Laporan Wartawan Tribunnews.com, Aisyah Nursyamsi
TRIBUNNEWS.COM, JAKARTA- Mahalnya harga obat di Indonesia tidak selalu mencerminkan kualitasnya.
Hal ini berdasarkan pada studi terbaru dari Systematic Tracking of At-Risk Medicines (STARmeds) hasil kolaborasi Fakultas Farmasi Universitas Pancasila, Imperial College London, dan Erasmus University Rotterdam.
Dari 1.274 sampel obat yang diteliti, sepertiga di antaranya memiliki harga yang 10 kali lipat lebih mahal dibandingkan produk sejenis yang paling murah, tetapi kualitasnya tetap sama.
Prof. Dr. apt. Yusi Anggriani, M.Kes, Co-Principal Investigator of STARmeds saat memaparkan hasil studi dalam Kelas Jurnalis oleh STARmeds: Menyuarakan Isu Kualitas Obat di Indonesia, Jakarta, Selasa (3/10/ 2023).
“Kami tergerak melakukan penelitian ini saat publik dan media mulai mempertanyakan kualitas dari obat yang memiliki harga murah atau bahkan gratis,"ungkapnya Dr Yusi.
Baca juga: Terbukti Ampuh, Fitofarmaka Didorong Masuk Daftar Obat di BPJS Kesehatan
Iapun ungkap jika pihak tertarik untuk untuk melihat, apakah harga obat akan selalu berbanding lurus dengan kualitasnya.

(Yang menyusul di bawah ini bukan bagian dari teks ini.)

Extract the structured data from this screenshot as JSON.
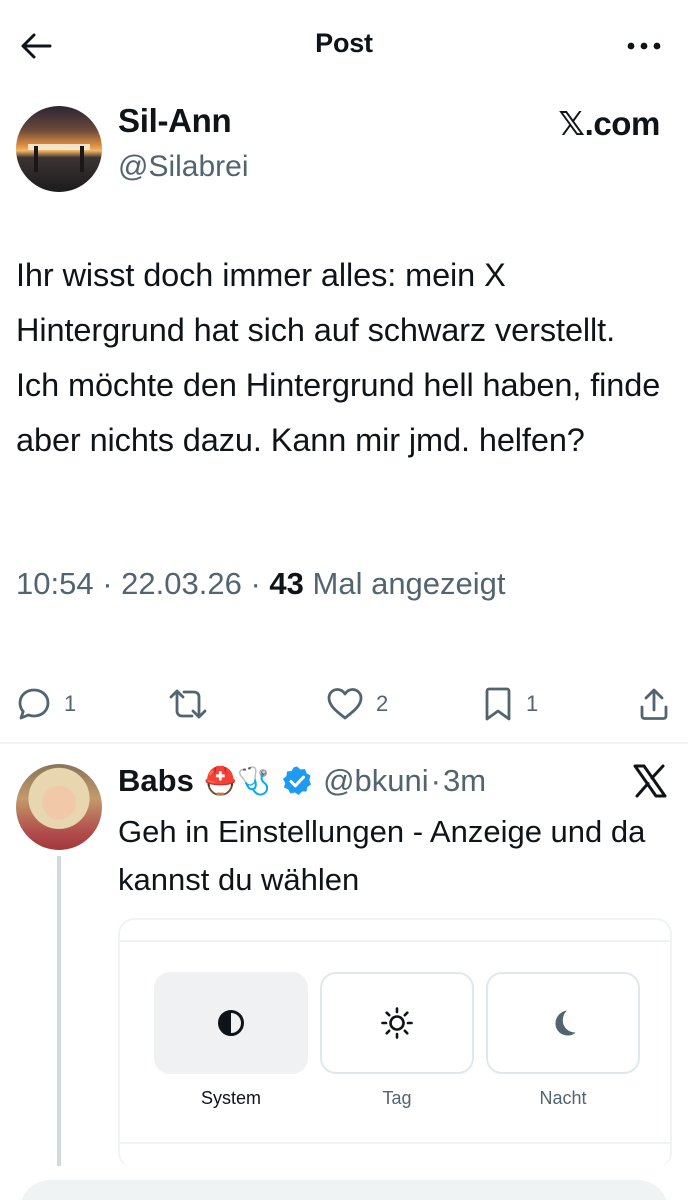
{
  "header": {
    "back_icon": "arrow-left-icon",
    "title": "Post",
    "more_icon": "more-horizontal-icon"
  },
  "post": {
    "author_name": "Sil-Ann",
    "author_handle": "@Silabrei",
    "source_label": "𝕏.com",
    "text": "Ihr wisst doch immer alles: mein X Hintergrund hat sich auf schwarz verstellt. Ich möchte den Hintergrund hell haben, finde aber nichts dazu. Kann mir jmd. helfen?",
    "time": "10:54",
    "date": "22.03.26",
    "views_count": "43",
    "views_label": "Mal angezeigt",
    "meta_separator": "·"
  },
  "actions": {
    "reply_count": "1",
    "repost_count": "",
    "like_count": "2",
    "bookmark_count": "1"
  },
  "reply": {
    "author_name": "Babs",
    "emoji": "⛑️🩺",
    "verified": true,
    "handle": "@bkuni",
    "separator": "·",
    "time": "3m",
    "text": "Geh in Einstellungen - Anzeige und da kannst du wählen",
    "embed": {
      "options": [
        {
          "label": "System",
          "icon": "contrast-half-icon",
          "selected": true
        },
        {
          "label": "Tag",
          "icon": "sun-icon",
          "selected": false
        },
        {
          "label": "Nacht",
          "icon": "moon-icon",
          "selected": false
        }
      ]
    }
  },
  "colors": {
    "text": "#0f1419",
    "secondary": "#536471",
    "verified_blue": "#1d9bf0",
    "divider": "#eff3f4"
  }
}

Dalam studi ini, sampel diambil dari lima jenis obat, yakni antibiotik (amoksisilin & cefixime), obat asam urat (allopurinol), obat untuk tekanan darah tinggi (amlodipine), dan steroid (dexamethasone).
Sampel obat dikumpulkan dari rumah sakit, apotek, dan platform e-commerce di wilayah Jabodetabek serta di wilayah perkotaan dan pedesaan di Indonesia Bagian Barat, Tengah, dan Timur, termasuk Medan, Labuhan Batu; Surabaya, Kabupaten Malang; dan Kupang/Timor Tengah Selatan.
Hasilnya mengejutkan, bahwa hampir sepertiga obat sampel yang dibeli harganya lebih dari 10 kali harga produk setara termurah.
"Dan 10 persen sampel obat dengan harga tertinggi dihargai lebih dari 30 kali lipat harga terendah, meskipun kualitasnya serupa," katanya.